Many nextJS features require allowing the browser to inject inline scripts. Nextjs’s implementation of suspense, and also usage of the appDir feature (which you basically always use), using next/font, and anything you put in your rootLayout all gets injected into the app as inline scripts.

Open up any nextJS website and you'll see a bunch of inline scripts like the screenshot below, from one of my NextJS pages:

Those are a bunch of inline scripts. Inline scripts are bad, because the only actually reliable way to prevent reflected XSS attacks is with content security policy headers that prevent the execution of inline scripts. A strong CSP policy is the golden standard for XSS prevention. And the main thing you need to do from a CSP standpoint is to avoid inline scripts.
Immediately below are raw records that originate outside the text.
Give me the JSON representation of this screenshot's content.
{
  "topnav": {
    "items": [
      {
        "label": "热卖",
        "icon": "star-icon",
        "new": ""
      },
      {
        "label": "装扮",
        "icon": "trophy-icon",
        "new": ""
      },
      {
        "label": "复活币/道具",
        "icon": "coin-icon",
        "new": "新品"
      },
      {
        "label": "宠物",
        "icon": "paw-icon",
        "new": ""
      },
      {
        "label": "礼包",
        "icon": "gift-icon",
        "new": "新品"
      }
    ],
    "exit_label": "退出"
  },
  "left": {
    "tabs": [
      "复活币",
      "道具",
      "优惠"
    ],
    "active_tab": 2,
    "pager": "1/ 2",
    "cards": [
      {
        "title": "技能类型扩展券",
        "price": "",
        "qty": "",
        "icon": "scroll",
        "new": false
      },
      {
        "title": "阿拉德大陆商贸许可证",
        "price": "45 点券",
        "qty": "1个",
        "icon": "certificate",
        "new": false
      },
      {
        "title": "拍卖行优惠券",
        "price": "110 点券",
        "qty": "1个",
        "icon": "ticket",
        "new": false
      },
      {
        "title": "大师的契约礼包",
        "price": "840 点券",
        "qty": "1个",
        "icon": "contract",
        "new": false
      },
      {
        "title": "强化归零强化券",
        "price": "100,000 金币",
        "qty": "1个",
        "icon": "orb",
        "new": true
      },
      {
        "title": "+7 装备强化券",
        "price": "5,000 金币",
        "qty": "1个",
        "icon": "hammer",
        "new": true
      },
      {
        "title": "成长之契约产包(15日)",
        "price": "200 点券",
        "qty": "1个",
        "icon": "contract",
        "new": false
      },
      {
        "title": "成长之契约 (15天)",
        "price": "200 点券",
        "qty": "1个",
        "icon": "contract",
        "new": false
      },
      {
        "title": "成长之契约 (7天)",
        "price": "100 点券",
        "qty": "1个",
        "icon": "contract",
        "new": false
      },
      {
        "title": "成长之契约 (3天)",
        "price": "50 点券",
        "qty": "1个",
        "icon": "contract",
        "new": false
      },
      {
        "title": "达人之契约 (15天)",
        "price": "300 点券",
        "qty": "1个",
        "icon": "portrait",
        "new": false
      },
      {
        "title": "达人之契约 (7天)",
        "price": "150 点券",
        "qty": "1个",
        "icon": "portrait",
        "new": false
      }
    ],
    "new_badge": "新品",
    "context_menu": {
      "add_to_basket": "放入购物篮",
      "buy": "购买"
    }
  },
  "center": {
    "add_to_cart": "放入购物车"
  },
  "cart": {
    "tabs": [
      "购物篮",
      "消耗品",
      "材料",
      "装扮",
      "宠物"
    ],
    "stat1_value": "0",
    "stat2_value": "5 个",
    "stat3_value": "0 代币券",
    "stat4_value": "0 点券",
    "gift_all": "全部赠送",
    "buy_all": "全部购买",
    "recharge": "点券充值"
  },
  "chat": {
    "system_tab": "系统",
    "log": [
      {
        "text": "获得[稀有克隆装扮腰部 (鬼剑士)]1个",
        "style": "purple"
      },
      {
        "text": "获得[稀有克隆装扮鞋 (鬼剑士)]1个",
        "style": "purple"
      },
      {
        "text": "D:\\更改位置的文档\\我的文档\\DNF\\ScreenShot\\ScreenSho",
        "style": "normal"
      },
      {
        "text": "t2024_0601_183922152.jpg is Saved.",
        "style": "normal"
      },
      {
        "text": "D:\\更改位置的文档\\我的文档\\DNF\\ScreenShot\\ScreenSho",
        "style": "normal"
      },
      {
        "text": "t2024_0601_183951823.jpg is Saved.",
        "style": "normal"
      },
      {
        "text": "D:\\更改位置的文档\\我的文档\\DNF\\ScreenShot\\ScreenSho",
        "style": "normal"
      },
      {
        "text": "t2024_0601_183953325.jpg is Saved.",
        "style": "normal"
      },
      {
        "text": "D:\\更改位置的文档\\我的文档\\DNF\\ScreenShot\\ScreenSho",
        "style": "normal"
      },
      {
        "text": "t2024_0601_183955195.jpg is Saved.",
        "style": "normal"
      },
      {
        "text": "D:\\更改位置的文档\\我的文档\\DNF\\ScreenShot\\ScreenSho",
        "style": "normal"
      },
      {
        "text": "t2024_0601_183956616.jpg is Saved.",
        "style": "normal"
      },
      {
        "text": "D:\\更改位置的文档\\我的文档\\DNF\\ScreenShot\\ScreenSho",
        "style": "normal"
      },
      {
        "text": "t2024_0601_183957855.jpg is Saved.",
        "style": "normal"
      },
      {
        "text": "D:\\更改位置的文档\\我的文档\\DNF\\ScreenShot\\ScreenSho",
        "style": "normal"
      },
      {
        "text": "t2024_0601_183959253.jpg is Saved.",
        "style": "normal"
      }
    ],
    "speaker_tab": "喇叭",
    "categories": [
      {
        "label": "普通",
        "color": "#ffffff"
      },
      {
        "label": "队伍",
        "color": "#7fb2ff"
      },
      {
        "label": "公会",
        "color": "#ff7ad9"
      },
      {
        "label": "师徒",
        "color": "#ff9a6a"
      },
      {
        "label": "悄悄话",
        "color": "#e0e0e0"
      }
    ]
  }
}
If you just instruct the browser to not execute inline scripts, stored XSS is impossible. But if you use any of the NextJS features that require inline scripts, you cannot have a CSP policy to forbid inline scripts. Because of that, you have to settle for something worse, which is allowing only inline scripts that match a certain nonce (computed randomly at load time).

In order to do that with nextJS, you have to write a significant amount of code and jump through hoops (see docs on how to do it if you want your head to spin). Fun side effect of this is, even if you put a CDN in front of your NextJS cluster, there won't be any edge location caching because the nonce has to be different for every session (if it's not, it defeats the purpose of the nonce and you might as well just allow inline scripts).

NextJS doesn’t respect your time

Their API is incredibly unstable and they break it all the time. Basically every 6 months. The upgrade from 13 to 14 was hard.

The hosting infrastructure is much worse

If you host a SPA with a CDN, you can serve 30 million customers a month for a few bucks. If you use NextJS instead, you have a couple of choices:

Go serverless and be vulnerable to insanely massive bills from a simple naive DDOS
Use ECS/EC2 and then have the potential to lose availability because you scale up too slow during a demand spike (related to point 1 above)
Both choices suck. Both choices will cost you a lot more.

In addition, you give up the globally distributed nature of a CDN, which caches files near your users. It also handles caching (based on e-tags) between your user and the edge location. It’s a LOT to give up and I’m convinced that many people who think this is a good idea just don’t know wtf a CDN even is, or all it does for you. They’re like the developer in the hero picture of this article.